Œuvres de Dietrich Buxtehude et Philipp Heinrich Erlebach2019-12-06T15:43:24+00:00

Œuvres de Dietrich Buxtehude et Philipp Heinrich Erlebach

Zeichen im Himmel (Des signes dans le ciel)

9 octobre 2020

Zeichen im Himmel (Des signes dans le ciel)

La plupart des textes des airs de ce programme esquissent un être humain soumis à un destin imprévisible et changeant.
Pour la détresse et les peines du cœur, le poète inconnu choisit – à côté de phénomènes naturels tels qu’orages, nuages sombres et feuilles mortes – l’image des « comètes sanglantes ». En 1680 apparut en Europe la plus grande comète du 17ème siècle et deux ans plus tard celle dont la trajectoire et le retour périodique furent ensuite calculés par Edmond Halley.

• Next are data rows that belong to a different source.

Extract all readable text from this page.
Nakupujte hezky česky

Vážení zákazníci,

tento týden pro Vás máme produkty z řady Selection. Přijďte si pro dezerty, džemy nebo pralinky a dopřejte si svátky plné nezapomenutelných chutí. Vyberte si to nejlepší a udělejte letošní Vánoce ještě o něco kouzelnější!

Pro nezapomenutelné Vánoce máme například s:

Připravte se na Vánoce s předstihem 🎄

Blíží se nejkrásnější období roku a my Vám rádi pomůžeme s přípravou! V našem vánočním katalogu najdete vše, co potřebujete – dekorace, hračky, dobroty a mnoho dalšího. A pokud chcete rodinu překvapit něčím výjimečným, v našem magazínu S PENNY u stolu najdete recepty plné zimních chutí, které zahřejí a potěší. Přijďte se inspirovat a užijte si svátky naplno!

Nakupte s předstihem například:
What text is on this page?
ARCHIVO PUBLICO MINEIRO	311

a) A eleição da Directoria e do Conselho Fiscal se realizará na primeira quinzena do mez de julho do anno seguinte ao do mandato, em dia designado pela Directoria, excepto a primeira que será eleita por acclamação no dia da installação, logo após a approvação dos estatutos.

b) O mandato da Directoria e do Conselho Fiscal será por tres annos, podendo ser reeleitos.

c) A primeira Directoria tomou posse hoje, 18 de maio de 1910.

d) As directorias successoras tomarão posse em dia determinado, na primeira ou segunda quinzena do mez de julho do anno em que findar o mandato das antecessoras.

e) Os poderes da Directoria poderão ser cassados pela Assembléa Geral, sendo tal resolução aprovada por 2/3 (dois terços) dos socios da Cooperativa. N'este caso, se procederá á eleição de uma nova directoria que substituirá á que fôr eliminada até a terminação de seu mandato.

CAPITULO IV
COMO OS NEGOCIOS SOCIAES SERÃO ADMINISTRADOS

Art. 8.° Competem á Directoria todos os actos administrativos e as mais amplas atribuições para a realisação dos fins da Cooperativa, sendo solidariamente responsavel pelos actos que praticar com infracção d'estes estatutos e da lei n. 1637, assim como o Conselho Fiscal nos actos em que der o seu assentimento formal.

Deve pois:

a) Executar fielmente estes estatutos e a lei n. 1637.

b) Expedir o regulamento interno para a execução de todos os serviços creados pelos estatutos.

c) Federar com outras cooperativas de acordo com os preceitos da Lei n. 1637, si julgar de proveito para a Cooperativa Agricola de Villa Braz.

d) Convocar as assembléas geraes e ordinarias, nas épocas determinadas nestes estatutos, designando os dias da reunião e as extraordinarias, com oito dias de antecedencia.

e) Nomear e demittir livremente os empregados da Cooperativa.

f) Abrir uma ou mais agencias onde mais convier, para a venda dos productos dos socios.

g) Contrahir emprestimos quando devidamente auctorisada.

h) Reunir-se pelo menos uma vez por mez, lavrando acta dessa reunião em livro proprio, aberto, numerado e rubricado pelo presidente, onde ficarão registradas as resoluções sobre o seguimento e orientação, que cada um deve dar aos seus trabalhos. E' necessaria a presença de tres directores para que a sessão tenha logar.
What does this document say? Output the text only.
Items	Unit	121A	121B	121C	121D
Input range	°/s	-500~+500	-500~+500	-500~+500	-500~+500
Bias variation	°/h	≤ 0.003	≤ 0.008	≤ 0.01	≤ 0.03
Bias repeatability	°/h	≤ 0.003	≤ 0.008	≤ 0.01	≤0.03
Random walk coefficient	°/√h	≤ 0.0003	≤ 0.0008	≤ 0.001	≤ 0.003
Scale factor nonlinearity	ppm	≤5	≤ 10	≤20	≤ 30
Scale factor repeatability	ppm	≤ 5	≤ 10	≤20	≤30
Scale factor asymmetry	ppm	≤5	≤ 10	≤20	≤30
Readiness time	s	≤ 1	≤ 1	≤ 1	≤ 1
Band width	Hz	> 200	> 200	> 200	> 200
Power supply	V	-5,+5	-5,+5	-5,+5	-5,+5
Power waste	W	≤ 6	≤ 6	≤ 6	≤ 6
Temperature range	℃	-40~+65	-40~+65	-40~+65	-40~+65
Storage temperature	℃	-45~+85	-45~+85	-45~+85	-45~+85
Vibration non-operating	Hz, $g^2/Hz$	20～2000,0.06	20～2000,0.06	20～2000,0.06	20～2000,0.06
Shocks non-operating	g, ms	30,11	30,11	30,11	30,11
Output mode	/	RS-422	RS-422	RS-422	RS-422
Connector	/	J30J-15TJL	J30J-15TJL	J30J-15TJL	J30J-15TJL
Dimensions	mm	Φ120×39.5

Les êtres humains du 17ème siècle percevaient ces corps célestes comme des signes annonciateurs d’un malheur imminent, des fléaux de Dieu qu’ils observaient d’un œil anxieux. En revanche, selon les critères de l’église, il était considéré comme blasphématoire et immoral de se faire « une image de Dieu ou de ce qui se passe dans le ciel ». En raison de recherches scientifiques, un changement de mentalité intervint progressivement à la fin du siècle et les méthodes basées sur des preuves rationnelles permettant la prévisibilité mathématique du retour des comètes prirent de plus en plus la place de l’angoisse irrationnelle suscitée par les comètes.

C’est dans ce contexte de tension entre la superstition et l’observation scientifique naissante qu’il faut comprendre le tableau de van Wijnen, qui nous met devant les yeux la plus terrible tentation de Saint-Antoine : se « faire une image de ce qui est haut dans le ciel », ne serait-ce qu’en pensée. Dans le climat de l’époque, de telles chimères sont vouées à la damnation, de telles illusions doivent être détruites. Tout est vain, transitoire.

Nous rencontrons ici, comme dans les textes d’Erlebach, le motif typiquement baroque de la vanité, de la fin inévitable, du caractère passager de toute vie ici-bas, le concert de vanitas.

Philipp Heinrich Erlebach (1657-1714)

Nous ne savons pas grand-chose de la vie de ce musicien atypique et dont l’œuvre exceptionnel vient tout juste d’être redécouvert.

Actif dès 1679 et jusqu’à sa mort à la cour des futurs princes impériaux de Schwarzburg-Rudolstadt, capitale de la Thuringe, il ne quittera que rarement son lieu de travail, sauf pour de courtes visites dans d’autres cours de la région.

D’abord musicien et valet de chambre du comte, il occupera finalement dès 1681 la fonction de Capellmeister, ayant sous sa responsabilité l’organisation et les activités de la Hofkapelle (chanteurs et instrumentistes), l’éducation des petits chanteurs, l’entretien des instruments, et surtout la composition et l’exécution de musiques pour toutes les occasions et dans tous les genres. La sédentarité de sa vie ne l’empêchera toutefois pas d’être en contact avec les musiques italiennes et françaises, ainsi qu’avec les premiers opéras allemands

Malheureusement, en raison d’un incendie survenu en 1735, seule une petite partie de l’œuvre d’Erlebach nous est parvenue, très morcelée.